Monday, January 07, 2008

Tonight's Movie: The Prisoner of Zenda (1952)

THE PRISONER OF ZENDA is a humdinger of a good movie, just the pick-me-up if you have the post-Christmas January blahs. Action, romance, intrigue, and a spectacularly choreographed climactic sword fight -- it's all here, with a fabulous cast: Stewart Granger, Deborah Kerr, James Mason, and Jane Greer.

I won't say too much about the plot other than it involves a king, his lookalike cousin, and a plot by the king's evil half-brother to take over the throne. The king's fiancee, his cousin Flavia, whom he hasn't seen in years, also figures prominently in the plot.

Louis Calhern and Robert Coote are excellent as the king's loyal servants who hatch a daring plan to save the throne for the rightful heir.

Lewis Stone, perhaps best-known for his longtime role as Judge Hardy in MGM's ANDY HARDY series, is effective in a two-scene role as the Cardinal who presides at the coronation. Rather remarkably, Stone himself had played the lead role in the 1922 silent version of THE PRISONER OF ZENDA. Including him in the cast three decades later was a wonderful touch.

THE PRISONER OF ZENDA was directed by Richard Thorpe. Thorpe was a longtime MGM director whose career credits include a couple other swashbucklers, Robert Taylor's IVANHOE and KNIGHTS OF THE ROUND TABLE. Thorpe also worked on the TARZAN series and many of MGM's lesser-known but delightful musicals, including TWO GIRLS AND A SAILOR, A DATE WITH JUDY, and THREE LITTLE WORDS.

The movie was filmed in Technicolor and runs 100 minutes.

The film adapts Alfred Newman's stirring score from the 1937 ZENDA starring Ronald Colman. Many historians believe the Colman film is superior to the Granger version; I intentionally saw the Granger movie first as I loved Granger and Kerr in KING SOLOMON'S MINES and wanted to enjoy their version without comparing it to another. I don't know how this edition could be improved upon, but I look forward to finding out at some point.

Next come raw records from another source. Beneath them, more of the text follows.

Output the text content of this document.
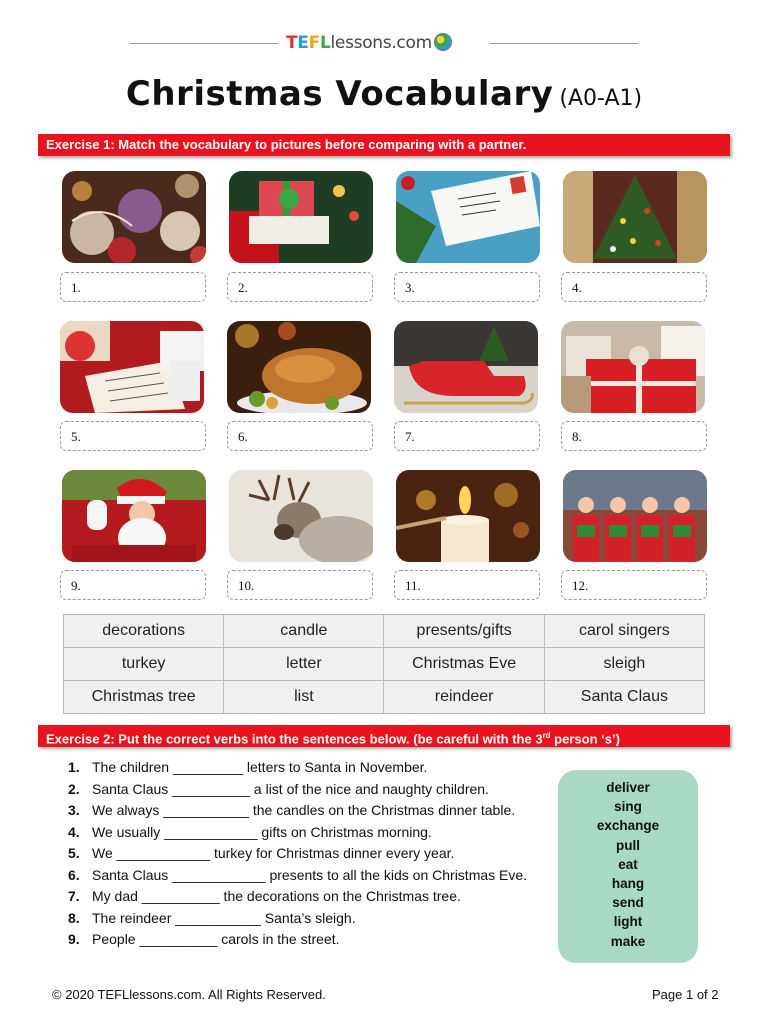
TEFLlessons.com
Christmas Vocabulary (A0-A1)
Exercise 1: Match the vocabulary to pictures before comparing with a partner.
1.	2.	3.	4.
5.	6.	7.	8.
9.	10.	11.	12.
decorations	candle	presents/gifts	carol singers
turkey	letter	Christmas Eve	sleigh
Christmas tree	list	reindeer	Santa Claus
Exercise 2: Put the correct verbs into the sentences below. (be careful with the 3rd person ‘s’)
1. The children _________ letters to Santa in November.
2. Santa Claus __________ a list of the nice and naughty children.
3. We always ___________ the candles on the Christmas dinner table.
4. We usually ____________ gifts on Christmas morning.
5. We ____________ turkey for Christmas dinner every year.
6. Santa Claus ____________ presents to all the kids on Christmas Eve.
7. My dad __________ the decorations on the Christmas tree.
8. The reindeer ___________ Santa’s sleigh.
9. People __________ carols in the street.
deliver
sing
exchange
pull
eat
hang
send
light
make
© 2020 TEFLlessons.com. All Rights Reserved.	Page 1 of 2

THE PRISONER OF ZENDA is available on DVD, in either a two-film, single-disc release with the original 1937 version on the flip side, or as part of the six-film Literary Classics Collection. The color in the DVD print is absolutely gorgeous.

It's also available on VHS.

THE PRISONER OF ZENDA can also be seen on TCM. The trailer can be seen here.